Это была уже не дерзость — оскорбление. Но Степан Ильич не обиделся, сказал строго:
— А ты смекай, отчего мои мужики в смазных сапогах ходят? — помолчал, сощурясь. — Секу! Не за вино неподогретое или иной вздор, а за бедность! Беден, стало быть — ленив! А ленив — на конюшню! Три дня барщина, три дня — свои! Как же тут стреху не починить? Как же не посеять вовремя, не сжать? Как же тут не обернуться при трех-то днях? Вот и секу! Пока моя воля. А уж когда государева грянет — не виноват-с!..
Это было заявлено смело. Только начитавшись запретных листов, можно было вот так-то о великом государевом деле. Листы подстрекали царский замысел дать волю мужику, а Степан Ильич, начитавшись тех листов, шел против царского замысла, предсказывая от него одну гиль. Петр никак не мог согласовать в своем воображении острословие Степана Ильича — черту завидную — с мерзким его кнутобойством. Потому-то, собственно, он и надерзил. Но Степан Ильич воспринял дерзость добродушно, как мячик, брошенный резвым дитятей.

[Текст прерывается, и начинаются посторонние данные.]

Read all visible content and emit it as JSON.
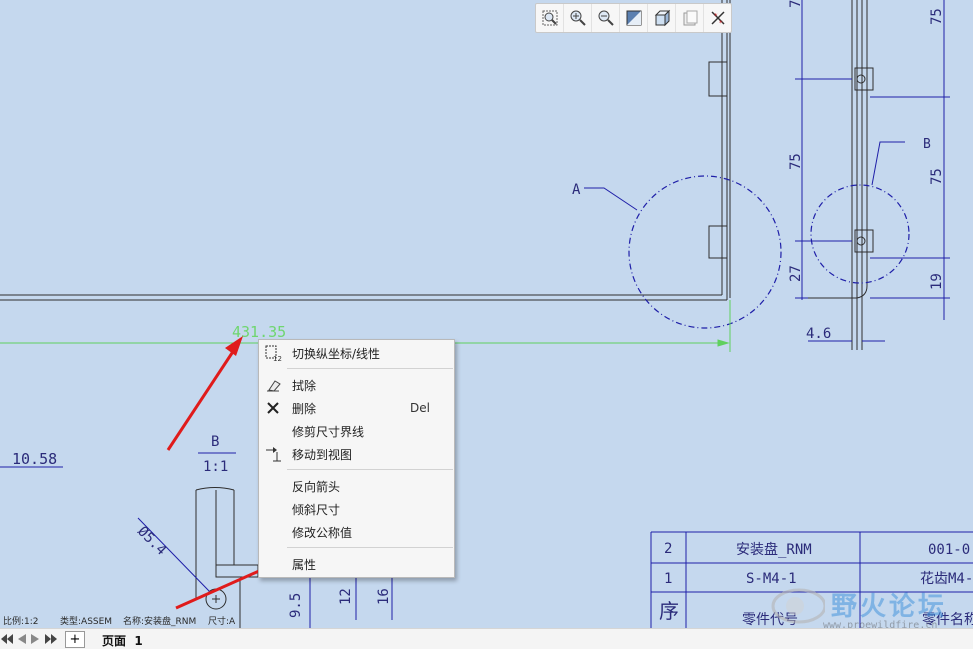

Мужики ненавидели Степана Ильича люто. Однажды подстерегли в лесу. Степан Ильич езживал без кучера — не любил лишних холопей. Остановил коня, привстал в бедарочке, руку с плетью упер в бок:
— Почему не при деле?
Мужики вместо того, на что шли, поснимали шапки. Степан Ильич кивнул в ответ:
— Дураки вы, дураки. Знать я вас не знаю, видеть вас не видел. Ни тебя, Мишка, ни тебя, Колька, ни тебя, Трошка. Так всем и скажите. А розги у меня не перевелись и не переведутся, пока я из вас хозяев не выучу.

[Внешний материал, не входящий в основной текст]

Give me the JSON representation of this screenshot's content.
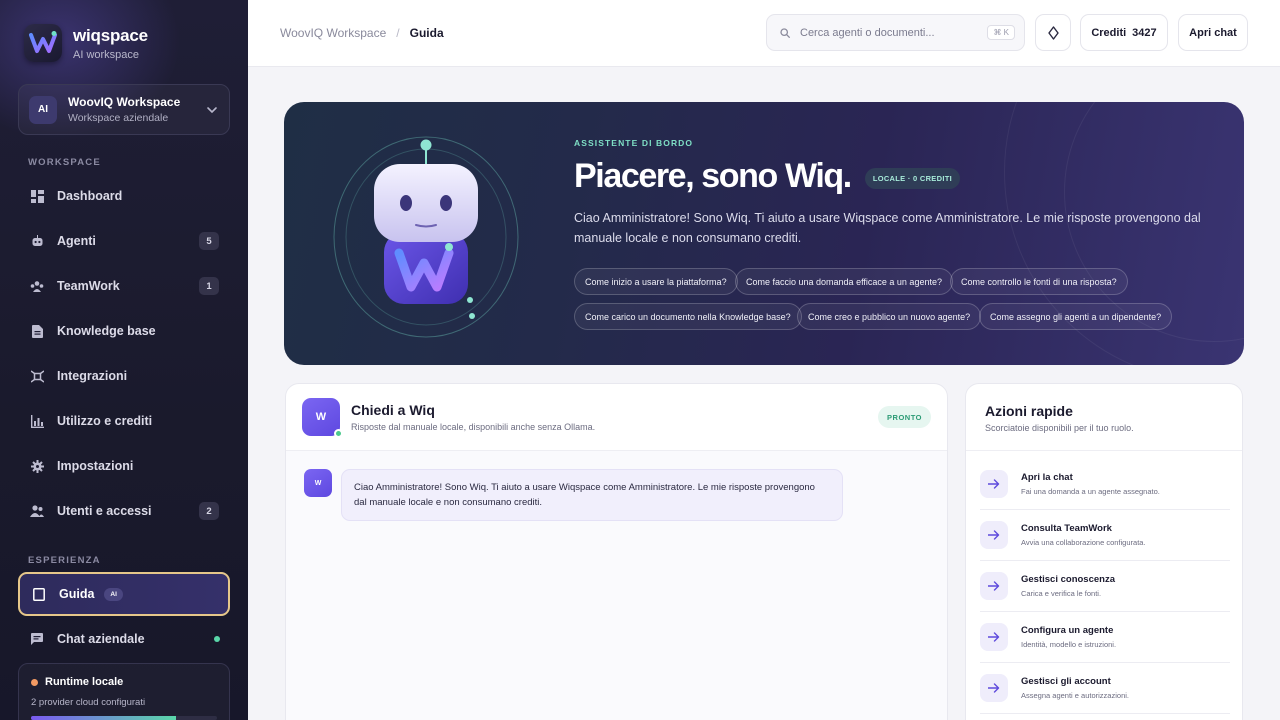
{
  "brand": {
    "name": "wiqspace",
    "subtitle": "AI workspace"
  },
  "workspace": {
    "avatar": "AI",
    "name": "WoovIQ Workspace",
    "type": "Workspace aziendale"
  },
  "sidebar": {
    "section_workspace": "WORKSPACE",
    "section_experience": "ESPERIENZA",
    "items": [
      {
        "label": "Dashboard",
        "icon": "dashboard-icon"
      },
      {
        "label": "Agenti",
        "badge": "5",
        "icon": "robot-icon"
      },
      {
        "label": "TeamWork",
        "badge": "1",
        "icon": "team-icon"
      },
      {
        "label": "Knowledge base",
        "icon": "document-icon"
      },
      {
        "label": "Integrazioni",
        "icon": "integration-icon"
      },
      {
        "label": "Utilizzo e crediti",
        "icon": "bar-chart-icon"
      },
      {
        "label": "Impostazioni",
        "icon": "gear-icon"
      },
      {
        "label": "Utenti e accessi",
        "badge": "2",
        "icon": "users-icon"
      }
    ],
    "experience_items": [
      {
        "label": "Guida",
        "pill": "AI",
        "icon": "book-icon",
        "active": true
      },
      {
        "label": "Chat aziendale",
        "icon": "chat-icon"
      }
    ],
    "runtime": {
      "title": "Runtime locale",
      "subtitle": "2 provider cloud configurati",
      "progress": 0.78
    }
  },
  "topbar": {
    "breadcrumb": [
      "WoovIQ Workspace",
      "/",
      "Guida"
    ],
    "search_placeholder": "Cerca agenti o documenti...",
    "shortcut": "⌘ K",
    "credits_label": "Crediti",
    "credits_value": "3427",
    "open_chat": "Apri chat"
  },
  "hero": {
    "eyebrow": "ASSISTENTE DI BORDO",
    "title": "Piacere, sono Wiq.",
    "badge": "LOCALE · 0 CREDITI",
    "description": "Ciao Amministratore! Sono Wiq. Ti aiuto a usare Wiqspace come Amministratore. Le mie risposte provengono dal manuale locale e non consumano crediti.",
    "chips": [
      "Come inizio a usare la piattaforma?",
      "Come faccio una domanda efficace a un agente?",
      "Come controllo le fonti di una risposta?",
      "Come carico un documento nella Knowledge base?",
      "Come creo e pubblico un nuovo agente?",
      "Come assegno gli agenti a un dipendente?"
    ]
  },
  "chat": {
    "avatar": "W",
    "title": "Chiedi a Wiq",
    "subtitle": "Risposte dal manuale locale, disponibili anche senza Ollama.",
    "status": "PRONTO",
    "message_avatar": "W",
    "message": "Ciao Amministratore! Sono Wiq. Ti aiuto a usare Wiqspace come Amministratore. Le mie risposte provengono dal manuale locale e non consumano crediti."
  },
  "quick_actions": {
    "title": "Azioni rapide",
    "subtitle": "Scorciatoie disponibili per il tuo ruolo.",
    "items": [
      {
        "title": "Apri la chat",
        "subtitle": "Fai una domanda a un agente assegnato."
      },
      {
        "title": "Consulta TeamWork",
        "subtitle": "Avvia una collaborazione configurata."
      },
      {
        "title": "Gestisci conoscenza",
        "subtitle": "Carica e verifica le fonti."
      },
      {
        "title": "Configura un agente",
        "subtitle": "Identità, modello e istruzioni."
      },
      {
        "title": "Gestisci gli account",
        "subtitle": "Assegna agenti e autorizzazioni."
      }
    ]
  },
  "colors": {
    "accent": "#6b55ea",
    "active_border": "#e6c78a",
    "sidebar_bg": "#1f1e36",
    "ready": "#2c9b75"
  }
}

Случай этот рассказывали в уезде, кто с осуждением, кто назидательно, а кто и с недоверием. И только сам Степан Ильич посмеивался: мало ли как бывает в земледелии.
Отрок Петр не мог согласовать этакую бравость перед опасностью (ведь могли же прибить ненавистного барина мужики — для того и собрались) со все тем же отвращающим мерзким кнутобойством.

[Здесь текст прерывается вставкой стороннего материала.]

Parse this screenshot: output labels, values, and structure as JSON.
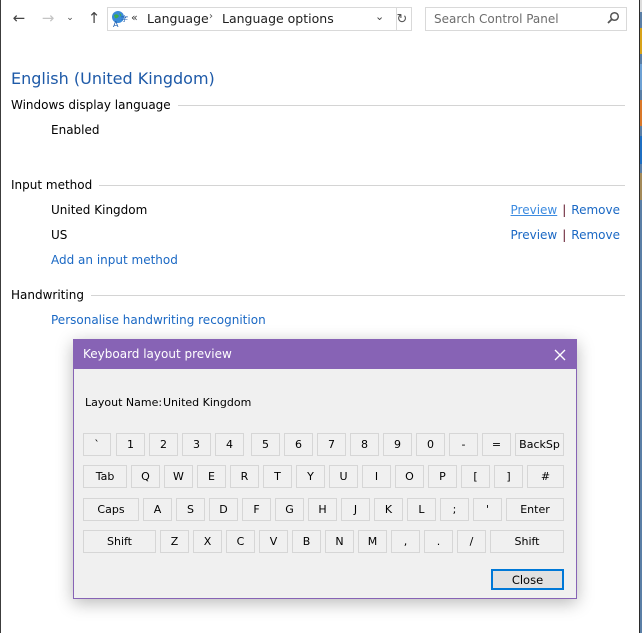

Степан Ильич не робел ни перед богом, ни перед чертом, ни даже перед самим государем. Год назад он привез Григорию Викуловичу новость: учрежден одиннадцатый по счету секретный комитет для обсуждения крестьянского вопроса.
— Секретный! — ехидствовал Степан Ильич. — Понеже все касаемое до народа у нас — тайна! Долгоруков, Адлерберг, Орлов, Муравьев! Чем не декабристы? Тайное общество!
Григорий Викулович принимал ехидство привычно, покорно. Петр ликовал: складно-то как сказано! Вот бы научиться так говорить — резко, легко, обидно и бесстрашно.
Отец все же спросил:
— Как же вы, Степан Ильич, будучи дворянином, осуждаете деяния своего государя?
Степан Ильич наморщил лоб, как от головной боли:
— Историю России знаете?
— Понаслышке, — ответил за отца Проскуров.
— То-то и оно… В России народ всегда и ликовал, когда боярские головы летели. Кабы не бояре — давно бы мужик на печи лежал в охотку. Вот какое было мнение народное. А бояре-то наши были глупы отродясь. Им бы сговориться — царя в уезде держать по-европейски. Не сговорились. Вот и жнем!
История России в устах Степана Ильича звучала вовсе не так, как отложилась в молодой свежей памяти Петра Заичневского. Ему казалось, что и история этому барину — всего лишь предлог для ехидства.
Побрюзжав вокруг истории, Степан Ильич вдруг объявил:
— Кликни сегодня государь: «Работайте, дети!» — и что? В затылке поскребут. А кликни он: «Режь помещиков!» — и пойдет потеха! Вот чего я опасаюсь! Не живота лишиться, нет. Бог не выдаст — свинья не съест. Гили боюсь! И глядите-ко, как поповичи подговаривают царя супротив бояр! «Современник»-то, а? Ишь как стелет. Ты-де, государь, — не иначе, как Людовик Святый! Ришелье! Дави феодалов, как тараканов! Режь аристократов! Грецкие тираны да римские императоры вышли не из ризницы, а из предводителей народной ватаги! Вот перо какое, сударь мой! Рогатина! Что там Искандер!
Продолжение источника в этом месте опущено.